By Joyce Yu
Philadelphia, PA–General Electric Co said on Tuesday it will spin off its healthcare business and divest its stake in oil-services firm Baker Hughes. This follows the company’s Monday announcement to divest its distributed power unit for $3.25 billion to U.S. buyout group Advent. The latest moves mark the breakdown of the 126-year-old conglomerate which was once the most valuable U.S. corporation and a global symbol of American business power. The slimmed-down company said it will focus on jet engines, power plants and renewable energy.
Once a business power house, GE saw its shares losing half its value over the past 20 years. Having performed the worst compared with stocks of its peers, GE, a founding member of the Dow Jones industrial average, was replaced by Walgreens as a Dow constitute effectively from today.
GE said it will spin off the profitable healthcare unit over the next 12 to 18 months, and sell its Baker Hughes stake over two to three years.
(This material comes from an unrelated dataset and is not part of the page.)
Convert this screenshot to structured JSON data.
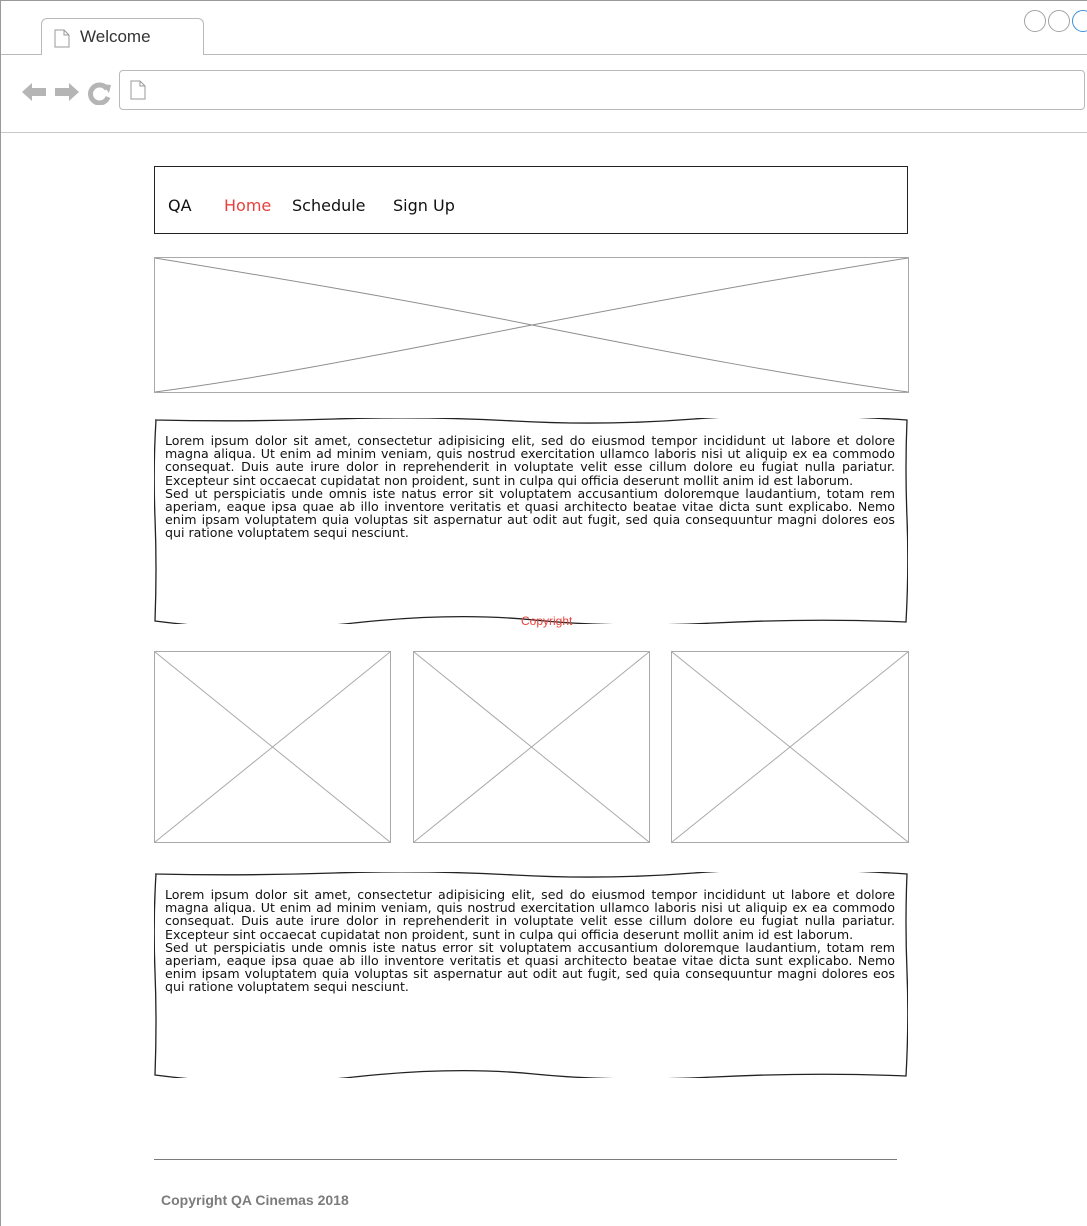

The company announced yesterday a $3.25 billion deal to sell to the private equity firm Advent International its distributed power business, which makes gas engines that are used to generate electricity in remote places. The deal includes not only GE’s Jenbacher and Waukesha brands, but also its manufacturing plants in the United States, Canada and Austria.
“This is really the culmination of 10 years of observations I’ve had about the company,” Chief Executive Officer John Flannery, a GE veteran who took the helm in August, commented during an investors’ conference call. “We are aggressively driving forward as an aviation, power and renewable energy company – three highly complementary businesses poised for future growth.” GE shares jumped for the most in three years – nearly 7% to $13.63.
With these moves, the company ends its year-long strategic review. GE said its plan to divest $20 billion in assets “is substantially complete.” By becoming “simpler and stronger”, it hopes boost growth, operating profits and shareholder returns.
Also marking a major milestone in the American business history is the closure of Toys “R” Us. The 70-year old company will close its remaining 200 stores on Friday. In an attempt to turn the company around, Toys “R” Us filed for bankruptcy in September, but terrible Christmas sales left it on life support, resulting in the company’s announcement in March that it plans to go out of business. Toys “R” Us will, however, continue in some other countries, such as Canada.